Flying Saucers 2.0
B-ticket flat ride
Practice your aim during a dizzying spin in a UFO
A goofy, gonzo, gloriously bonkers flat ride awaits in Cosmic Crater’s central caldera. This is Flying Saucers 2.0, also sometimes known as “Foo Fighters,” a spiritual successor to an old dearly departed (and never entirely successful) Tomorrowland favorite. This followup envisions a training facility for S.K.Y. astronauts, preparing them for all the dizziness and lasers of outer space. Guests will find Flying Saucers 2.0 to be surprisingly repeatable! For while it might look like a standard teacups ride, interactive astro-guns elevate this ride type into the stratosphere!
RIDE STATS
Ride type: Interactive teacups
Capacity per Ride: 60
Hourly capacity: 1,440
Ride cycle duration: 2 minutes
Height restriction: None
Ride type: Interactive teacups
Capacity per Ride: 60
Hourly capacity: 1,440
Ride cycle duration: 2 minutes
Height restriction: None
Two hemispherical domes house our UFO testing facility - doubling up for capacity! The polymer domes’ rooftops are awash in a haphazard assortment of sci-fi satellite dishes, mechanical panels, and antennae. The domes are held up by white Googie arches like the LAX Theme Building. Passersby can watch the craziness from off-ride, which should prove quite a spectacle!
The queue begins in between the two domes, underneath a hand-welded sign on chains announcing “Flying Saucers 2.0.” A crashed UFO smoking in heaps spans the entrance archway. Guests wait in the shade under an eave inspired by Tomorrowland 1955’s Space Bar. Vintage NASA-style S.K.Y. posters beckon guests to “Enlist!,” to “Become an Astronaut!,” generally spelling out the ride’s training program premise.
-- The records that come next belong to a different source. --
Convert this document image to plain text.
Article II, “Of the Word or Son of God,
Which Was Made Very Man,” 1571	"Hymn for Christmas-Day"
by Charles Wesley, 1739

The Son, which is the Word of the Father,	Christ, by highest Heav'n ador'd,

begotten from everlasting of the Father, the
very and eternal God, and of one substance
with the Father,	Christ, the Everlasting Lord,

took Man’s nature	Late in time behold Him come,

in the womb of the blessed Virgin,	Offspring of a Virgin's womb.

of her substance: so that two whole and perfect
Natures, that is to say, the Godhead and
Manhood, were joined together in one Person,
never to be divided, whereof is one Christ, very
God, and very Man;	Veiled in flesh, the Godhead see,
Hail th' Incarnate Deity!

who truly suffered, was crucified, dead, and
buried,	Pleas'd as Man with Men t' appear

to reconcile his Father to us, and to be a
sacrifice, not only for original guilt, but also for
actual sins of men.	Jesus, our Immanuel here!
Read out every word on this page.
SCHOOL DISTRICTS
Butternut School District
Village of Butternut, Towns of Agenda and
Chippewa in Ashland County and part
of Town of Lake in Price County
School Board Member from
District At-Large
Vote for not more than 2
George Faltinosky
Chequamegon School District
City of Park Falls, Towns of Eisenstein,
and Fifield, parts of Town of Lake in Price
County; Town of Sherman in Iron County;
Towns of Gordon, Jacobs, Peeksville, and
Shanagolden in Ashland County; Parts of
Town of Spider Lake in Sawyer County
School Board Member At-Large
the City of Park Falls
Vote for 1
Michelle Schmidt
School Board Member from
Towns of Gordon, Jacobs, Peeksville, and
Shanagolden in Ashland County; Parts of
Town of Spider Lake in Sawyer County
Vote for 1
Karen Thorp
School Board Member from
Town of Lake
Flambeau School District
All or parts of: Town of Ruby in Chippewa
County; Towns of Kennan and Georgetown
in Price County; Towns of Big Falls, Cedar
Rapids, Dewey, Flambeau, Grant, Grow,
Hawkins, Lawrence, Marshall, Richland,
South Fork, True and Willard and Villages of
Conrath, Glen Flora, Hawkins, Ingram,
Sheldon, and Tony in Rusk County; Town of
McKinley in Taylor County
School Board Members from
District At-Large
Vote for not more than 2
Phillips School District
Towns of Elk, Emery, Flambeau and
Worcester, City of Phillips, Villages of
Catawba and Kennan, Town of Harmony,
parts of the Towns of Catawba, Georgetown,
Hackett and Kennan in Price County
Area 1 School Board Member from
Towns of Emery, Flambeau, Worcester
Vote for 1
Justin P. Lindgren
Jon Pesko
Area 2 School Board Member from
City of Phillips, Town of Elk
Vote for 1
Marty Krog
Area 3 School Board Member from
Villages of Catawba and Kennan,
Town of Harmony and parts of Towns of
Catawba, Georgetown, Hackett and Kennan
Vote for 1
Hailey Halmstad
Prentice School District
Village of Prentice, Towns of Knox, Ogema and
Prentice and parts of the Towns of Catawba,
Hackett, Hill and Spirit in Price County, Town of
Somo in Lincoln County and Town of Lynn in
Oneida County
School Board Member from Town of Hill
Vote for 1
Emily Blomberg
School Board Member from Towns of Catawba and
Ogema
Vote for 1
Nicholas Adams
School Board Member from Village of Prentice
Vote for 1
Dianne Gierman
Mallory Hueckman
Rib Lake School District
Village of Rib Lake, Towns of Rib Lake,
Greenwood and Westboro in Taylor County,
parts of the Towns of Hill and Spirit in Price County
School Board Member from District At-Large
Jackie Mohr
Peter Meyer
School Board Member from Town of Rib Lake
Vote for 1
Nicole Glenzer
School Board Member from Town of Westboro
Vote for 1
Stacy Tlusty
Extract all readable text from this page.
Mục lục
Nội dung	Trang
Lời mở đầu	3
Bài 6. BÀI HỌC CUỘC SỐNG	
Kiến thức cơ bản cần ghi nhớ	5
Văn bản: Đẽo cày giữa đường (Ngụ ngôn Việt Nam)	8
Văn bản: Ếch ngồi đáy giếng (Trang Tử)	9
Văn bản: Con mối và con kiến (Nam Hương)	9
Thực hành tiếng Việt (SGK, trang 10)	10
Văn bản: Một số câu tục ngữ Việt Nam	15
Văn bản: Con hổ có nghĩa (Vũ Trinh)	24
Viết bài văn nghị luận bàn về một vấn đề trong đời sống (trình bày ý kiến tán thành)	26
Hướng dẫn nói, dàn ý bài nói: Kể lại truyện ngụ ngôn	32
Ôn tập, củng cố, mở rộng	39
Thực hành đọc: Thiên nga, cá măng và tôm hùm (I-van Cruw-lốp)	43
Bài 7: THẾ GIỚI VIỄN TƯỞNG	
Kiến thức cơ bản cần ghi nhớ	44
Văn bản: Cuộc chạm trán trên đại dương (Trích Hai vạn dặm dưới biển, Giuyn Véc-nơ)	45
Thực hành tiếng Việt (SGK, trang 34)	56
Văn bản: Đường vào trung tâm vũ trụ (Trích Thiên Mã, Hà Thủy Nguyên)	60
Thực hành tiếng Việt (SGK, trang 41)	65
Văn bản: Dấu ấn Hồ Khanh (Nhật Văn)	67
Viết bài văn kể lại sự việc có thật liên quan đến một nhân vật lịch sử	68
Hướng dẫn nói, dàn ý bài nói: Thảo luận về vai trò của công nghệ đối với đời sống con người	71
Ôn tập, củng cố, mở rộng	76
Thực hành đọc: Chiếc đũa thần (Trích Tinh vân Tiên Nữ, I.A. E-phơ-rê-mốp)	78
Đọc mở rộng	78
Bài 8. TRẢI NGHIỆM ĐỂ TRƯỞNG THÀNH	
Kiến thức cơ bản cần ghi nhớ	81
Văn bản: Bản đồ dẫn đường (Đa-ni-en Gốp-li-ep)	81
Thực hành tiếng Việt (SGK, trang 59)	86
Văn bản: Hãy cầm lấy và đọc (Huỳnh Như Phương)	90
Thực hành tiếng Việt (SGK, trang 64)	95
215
Switchbacks overlook both rotating ride platforms; helpful illustration-heavy signage explains the ride’s laser gun mechanisms.
The queue splits in a “Y” against the far crater wall, where the ride controller oversees from a slanted mission control window built into the sands. Mid-century cinder blocks hold the crater walls in place, dirt visibly pouring over them in spots. Cast members at the “Y” gather groups of guests in both directions, just enough to fill both domes at the same time.
Our pre-ride music - the strangely experimental mid-century oddity that is 1956’s “The Flying Saucer” by Buchanan & Goodman - plays out as guests walk onto the floor. Each dome hosts eighteen flying saucers, with six each on three spinning discs. The ride vehicles are hubcap-shaped retro-futuristic UFOs with simple bench seating facing forward. In each UFO are two atomic ray guns holstered in the dashboard. In both form and function, these blasters borrow a lot from Buzz Lightyear’s Astro Blasters.
The ride begins, speed picks up, as surf guitarist Dale’s 1996 recording for Space Mountain plays. The large ride platform rotates clockwise, while the smaller inset discs rotate counter-clockwise - physically, this is Mad Tea Party. But then there are the ray guns! Because on Flying Saucers 2.0, guests don’t spin themselves...they spin other riders!
Large light-up targets cover every available interior surface. Targets are all over the semi-dome ceiling, in recessed panels and rafters inspired by old, forgotten Discoveryland concept art. At the center is a target-covered chrome 1950s robot - equal parts Robbie, Daleks, Gort, and others - spinning opposite the main ride platform. Targets are even found on other UFOs’ rear exhaust ports. Now fire away!
The object of all this? To shoot other UFOs and cause them to spin uncontrollably for a second or two. Hitting non-UFO targets along the ceiling or along the support arches strengthens your own UFO’s “shield” from opposing laser blasts. Of course different targets hold different values - more shield, or longer spin for your opponents. There is no final score tally, but simply the sheer adrenal pleasure of an out-of-control ray gun frenzy! And should riders grow nauseous from the rotation, their UFO comes equipped with an on-off switch...it stops the spinning, and it also powers down the ray guns. There is the potential to use this strategically. Our ride designers are still fine-tuning the gameplay elements, but they are confident that the end result will be addictively confounding.
Flying Saucers 2.0 is a kaleidoscope of trippy psychedelic lights beams! It is a disorienting dance floor of disco balls and green beams and whatnot! Disneyland locals will be reminded of ElecTRONica. And like a dance party At night the ride becomes Flying Saucers Unearthed, a dance party version of a flat ride, which comes complete with a live DJ and incredible new light show packages. No two rides on this are ever the same!